È sempre lo scorrere del tempo il protagonista dei film di Mia Hansen-Løve, non certo come costrutto filosofico da smontare e rimontare alla maniera dei fratelli Nolan, quanto piuttosto come ascissa su cui disegnare linee curve o spezzate che segnano le esistenze. Fino ad ora l’agire del tempo aveva definito passaggi significativi dalla giovinezza all’età adulta (Un amore di gioventù, Eden), le trasformazioni che nel bene o nel male segnano i destini degli uomini (Il padre dei miei figli). Le cose che verranno – L’Avenir si pone in continuità con i precedenti lavori della trentaseienne regista francese, scegliendo però di focalizzarsi su un personaggio maturo, una donna di cinquantacinque anni la cui vita sembra scorrere tra il piacere dell’insegnamento della filosofia (in una scuola superiore) e l’acquisita, appagante, routine familiare: un marito anche lui insegnante e due figli ormai autonomi. Invece, proprio perché l’avvenire è spesso un movimento inaspettato di zolle terrestri, Nathalie (Isabelle Huppert) dovrà guardare alle cose che verranno con occhio diverso, perché in poco tempo perde il marito (che si trasferisce dall’amante) e la madre, un’anziana istrionica decisa a contrastare il passare degli anni fino a un attimo prima di morire. Davanti a sé una libertà inedita, la possibilità di ripensarsi, praticando eventualmente le suggestioni filosofiche di Rousseau o Jankélévitch, regalandosi altrimenti una pausa dal dovere di decidere obbligatoriamente dove e come ripartire.

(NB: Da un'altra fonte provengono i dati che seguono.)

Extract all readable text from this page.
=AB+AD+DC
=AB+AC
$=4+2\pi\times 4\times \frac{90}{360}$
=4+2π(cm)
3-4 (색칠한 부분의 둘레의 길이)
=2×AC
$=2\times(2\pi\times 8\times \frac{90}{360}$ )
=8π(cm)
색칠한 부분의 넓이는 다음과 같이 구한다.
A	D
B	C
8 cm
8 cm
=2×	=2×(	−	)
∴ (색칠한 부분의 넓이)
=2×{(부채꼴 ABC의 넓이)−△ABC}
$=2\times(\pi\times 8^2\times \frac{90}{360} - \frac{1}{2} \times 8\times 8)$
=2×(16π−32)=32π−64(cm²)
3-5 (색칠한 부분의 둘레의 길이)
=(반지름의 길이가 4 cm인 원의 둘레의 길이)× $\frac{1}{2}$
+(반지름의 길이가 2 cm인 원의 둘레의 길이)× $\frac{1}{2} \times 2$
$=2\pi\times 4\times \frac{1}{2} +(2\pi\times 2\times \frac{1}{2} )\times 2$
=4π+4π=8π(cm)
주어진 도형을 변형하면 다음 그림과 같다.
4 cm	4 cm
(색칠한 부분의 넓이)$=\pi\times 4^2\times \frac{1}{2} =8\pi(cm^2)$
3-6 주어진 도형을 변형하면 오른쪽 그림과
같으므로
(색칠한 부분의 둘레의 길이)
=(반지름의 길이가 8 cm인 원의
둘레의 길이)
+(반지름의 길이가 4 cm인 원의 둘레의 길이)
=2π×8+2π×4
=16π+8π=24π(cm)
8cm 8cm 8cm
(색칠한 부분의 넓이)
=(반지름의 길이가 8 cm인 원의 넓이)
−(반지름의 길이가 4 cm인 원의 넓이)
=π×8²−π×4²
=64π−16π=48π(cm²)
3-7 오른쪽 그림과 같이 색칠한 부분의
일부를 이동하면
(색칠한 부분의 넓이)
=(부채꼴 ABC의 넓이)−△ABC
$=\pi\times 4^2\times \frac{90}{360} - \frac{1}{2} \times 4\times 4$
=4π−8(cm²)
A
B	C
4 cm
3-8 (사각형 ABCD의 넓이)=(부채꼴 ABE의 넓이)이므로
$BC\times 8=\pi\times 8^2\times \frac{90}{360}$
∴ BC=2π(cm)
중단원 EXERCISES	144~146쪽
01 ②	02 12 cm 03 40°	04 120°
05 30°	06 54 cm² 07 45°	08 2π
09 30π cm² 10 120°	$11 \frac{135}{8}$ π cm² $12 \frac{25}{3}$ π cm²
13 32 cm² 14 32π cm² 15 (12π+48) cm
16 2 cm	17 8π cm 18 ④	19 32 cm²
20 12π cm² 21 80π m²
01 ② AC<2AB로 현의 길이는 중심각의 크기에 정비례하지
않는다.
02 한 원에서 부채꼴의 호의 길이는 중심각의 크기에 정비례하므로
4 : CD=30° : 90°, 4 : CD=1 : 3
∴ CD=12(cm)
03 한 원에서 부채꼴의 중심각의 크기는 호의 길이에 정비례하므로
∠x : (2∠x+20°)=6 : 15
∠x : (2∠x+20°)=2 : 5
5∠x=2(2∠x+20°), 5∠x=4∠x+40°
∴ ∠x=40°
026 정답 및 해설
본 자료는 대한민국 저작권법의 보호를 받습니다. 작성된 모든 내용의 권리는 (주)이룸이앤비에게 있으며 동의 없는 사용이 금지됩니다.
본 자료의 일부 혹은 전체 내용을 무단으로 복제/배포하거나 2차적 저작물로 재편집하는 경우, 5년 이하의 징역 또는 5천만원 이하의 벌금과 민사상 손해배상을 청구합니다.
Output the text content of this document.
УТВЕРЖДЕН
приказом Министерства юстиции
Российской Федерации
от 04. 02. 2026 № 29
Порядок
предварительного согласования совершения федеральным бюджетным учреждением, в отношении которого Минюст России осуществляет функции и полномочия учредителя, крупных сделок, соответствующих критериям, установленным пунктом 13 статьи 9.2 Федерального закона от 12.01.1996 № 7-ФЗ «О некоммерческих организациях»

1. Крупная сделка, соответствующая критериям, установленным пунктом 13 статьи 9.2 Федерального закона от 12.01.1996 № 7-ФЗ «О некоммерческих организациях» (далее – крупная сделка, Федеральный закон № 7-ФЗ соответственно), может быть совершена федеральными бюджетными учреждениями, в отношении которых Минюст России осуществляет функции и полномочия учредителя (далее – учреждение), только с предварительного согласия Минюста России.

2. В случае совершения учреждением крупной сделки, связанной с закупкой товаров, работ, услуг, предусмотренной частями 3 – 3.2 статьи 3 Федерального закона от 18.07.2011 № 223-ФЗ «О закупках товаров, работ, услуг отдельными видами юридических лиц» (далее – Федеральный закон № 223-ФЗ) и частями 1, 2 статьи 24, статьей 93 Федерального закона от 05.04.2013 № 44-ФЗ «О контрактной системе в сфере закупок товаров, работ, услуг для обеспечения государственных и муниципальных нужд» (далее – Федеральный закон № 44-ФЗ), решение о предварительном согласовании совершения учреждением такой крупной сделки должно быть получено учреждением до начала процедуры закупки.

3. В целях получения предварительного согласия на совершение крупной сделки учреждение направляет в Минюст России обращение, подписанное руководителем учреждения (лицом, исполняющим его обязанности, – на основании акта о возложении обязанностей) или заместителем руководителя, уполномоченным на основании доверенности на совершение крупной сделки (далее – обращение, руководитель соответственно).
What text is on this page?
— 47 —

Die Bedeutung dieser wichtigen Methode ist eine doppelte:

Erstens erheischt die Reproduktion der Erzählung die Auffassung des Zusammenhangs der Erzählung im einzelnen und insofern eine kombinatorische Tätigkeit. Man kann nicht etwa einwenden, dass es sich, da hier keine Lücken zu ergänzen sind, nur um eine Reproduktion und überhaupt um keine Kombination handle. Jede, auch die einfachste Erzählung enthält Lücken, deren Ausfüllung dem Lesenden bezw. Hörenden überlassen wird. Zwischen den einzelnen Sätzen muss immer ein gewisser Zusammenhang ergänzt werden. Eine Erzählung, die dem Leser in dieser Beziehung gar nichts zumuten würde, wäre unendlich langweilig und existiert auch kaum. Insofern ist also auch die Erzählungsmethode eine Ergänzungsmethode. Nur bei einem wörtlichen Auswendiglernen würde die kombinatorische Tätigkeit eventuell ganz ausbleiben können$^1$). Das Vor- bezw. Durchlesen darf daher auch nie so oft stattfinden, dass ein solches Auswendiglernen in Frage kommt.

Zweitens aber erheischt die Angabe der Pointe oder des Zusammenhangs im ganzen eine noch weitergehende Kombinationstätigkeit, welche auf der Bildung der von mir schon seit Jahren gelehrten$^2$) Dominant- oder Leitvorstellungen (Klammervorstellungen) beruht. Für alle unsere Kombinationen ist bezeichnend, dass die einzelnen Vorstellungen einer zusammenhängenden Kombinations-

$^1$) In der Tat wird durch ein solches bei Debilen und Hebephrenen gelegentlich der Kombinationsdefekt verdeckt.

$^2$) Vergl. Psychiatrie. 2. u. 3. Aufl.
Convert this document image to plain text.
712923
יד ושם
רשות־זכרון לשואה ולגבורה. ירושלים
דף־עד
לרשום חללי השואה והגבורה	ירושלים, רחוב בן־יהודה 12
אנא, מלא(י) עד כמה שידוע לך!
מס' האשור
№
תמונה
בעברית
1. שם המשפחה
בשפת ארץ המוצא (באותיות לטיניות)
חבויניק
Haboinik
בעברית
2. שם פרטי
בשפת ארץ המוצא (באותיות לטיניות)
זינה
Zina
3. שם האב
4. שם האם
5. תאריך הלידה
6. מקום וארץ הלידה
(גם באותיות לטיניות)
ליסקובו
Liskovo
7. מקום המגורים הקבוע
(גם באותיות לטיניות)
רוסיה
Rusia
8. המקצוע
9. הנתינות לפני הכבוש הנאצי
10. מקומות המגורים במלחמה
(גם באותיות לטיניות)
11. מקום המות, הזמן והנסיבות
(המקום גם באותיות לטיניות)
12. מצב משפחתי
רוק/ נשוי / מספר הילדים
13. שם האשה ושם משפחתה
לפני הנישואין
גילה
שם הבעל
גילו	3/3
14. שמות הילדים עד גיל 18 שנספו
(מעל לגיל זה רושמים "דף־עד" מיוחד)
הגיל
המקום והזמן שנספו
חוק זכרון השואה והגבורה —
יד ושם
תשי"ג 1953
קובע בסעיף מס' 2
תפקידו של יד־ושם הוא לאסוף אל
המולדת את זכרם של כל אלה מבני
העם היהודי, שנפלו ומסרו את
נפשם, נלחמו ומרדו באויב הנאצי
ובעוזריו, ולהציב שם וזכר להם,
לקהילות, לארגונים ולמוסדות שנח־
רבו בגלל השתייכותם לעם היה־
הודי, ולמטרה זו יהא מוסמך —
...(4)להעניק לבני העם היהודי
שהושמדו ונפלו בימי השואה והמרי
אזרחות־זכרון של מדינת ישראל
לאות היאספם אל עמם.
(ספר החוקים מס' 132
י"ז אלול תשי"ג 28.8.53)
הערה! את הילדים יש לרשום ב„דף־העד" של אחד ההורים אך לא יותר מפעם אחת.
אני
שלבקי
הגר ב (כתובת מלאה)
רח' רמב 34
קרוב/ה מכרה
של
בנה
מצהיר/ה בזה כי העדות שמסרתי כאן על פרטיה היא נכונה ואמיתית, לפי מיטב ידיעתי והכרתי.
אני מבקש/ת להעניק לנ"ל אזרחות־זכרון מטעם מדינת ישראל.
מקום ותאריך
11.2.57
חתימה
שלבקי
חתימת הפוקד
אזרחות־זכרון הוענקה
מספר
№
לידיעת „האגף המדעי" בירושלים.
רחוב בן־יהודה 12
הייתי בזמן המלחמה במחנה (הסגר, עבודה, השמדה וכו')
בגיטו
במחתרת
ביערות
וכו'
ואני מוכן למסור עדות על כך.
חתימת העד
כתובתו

Hansen-Løve, al quinto film, sembra non temere una scrittura lineare e priva di scene madri, ellittica ma non frammentata, ritmata invece dal susseguirsi di situazioni che vedono sempre Nathalie protagonista e che, se non sono ordinarie, non segnano nemmeno svolte decisive. Preme alla regista scavare nell’anima dei suoi personaggi, attraverso le reazioni emotive di fronte agli accadimenti della vita. Detto che la confessione del marito prima e la morte della madre dopo producono degli effetti sull’esistenza della donna, ciò che prevale nel riorchestrare le sue giornate non sono risposte pulsionali, reazioni avventate e falsamente rivoluzionarie. Nathalie si appoggia alle letture, si lascia “portare via” dagli inviti di un suo ex studente anarcoide, Fabien (Roman Kolinka), che, pagati i debiti intellettuali con la sua insegnante, ne mette in discussione il pensiero, innescando una dialettica garbata e mai pedante, consumata più che nei dialoghi, nell’agire. Azioni, ancora una volta, non ecclatanti ma definite da posizioni di pensiero: la scelta di Fabien di trasferirsi con la fidanzata in una comune o la rinuncia a pubblicare con il suo nome gli approfondimenti filosofici, contrapposti alle certezze acquisite di Nathalie, ex sessantottina che ha ricusato la rivoluzione per dedicarsi totalmente allo studio, intraprendendo la strada opposta che dal collettivo porta all’individualismo. Età diverse, diverse posizioni sapendo che – come scrive Rousseau in La Nouvelle Heloise – se la felicità non arriva, la speranza si prolunga, e l’incanto dell’illusione dura quanto la passione che lo provoca.
La regista segue Nathalie osservandone la trasformazione quasi impercettibile, perché dettata da una lenta consapevolezza che, in assenza di panorami certi, il futuro è un luogo a cui affidarsi senza tensioni, abbracciando di volta in volta le occasioni che la vita presenta. In Le cose che verranno non c’è lo sfondo colorato della scena musicale francese (Eden), riflesso di un intero periodo storico, nemmeno le gioie e i dolori come passaggi obbligati che puntellano il percorso dai quindici anni ai trenta (Un amore di gioventù). La Huppert, magnifica (ma non è una novità), si muove senza cercare caratterizzazioni, per definire semplicemente la sconcertante bellezza dell’attesa per le cose che verranno, fosse anche solo ritrovarsi nonna per riscoprire la vita abbracciando il corpo morbido di un neonato.
In un crescendo lento, la sequenza finale, bellissima, traduce in emozione un movimento lungo cento minuti.
Vera Mandusich
Le cose che verranno
Sceneggiatura e regia: Mia Hansen-Løve. Fotografia: Denois Lenoir. Montaggio: Marion Monnier. Interpreti: Isabelle Huppert, André Marcon, Roman Kolinka, Edith Scob, Sarah Le Picard, Yves Heck. Origine: Francia/Germania, 2016. Durata: 100′.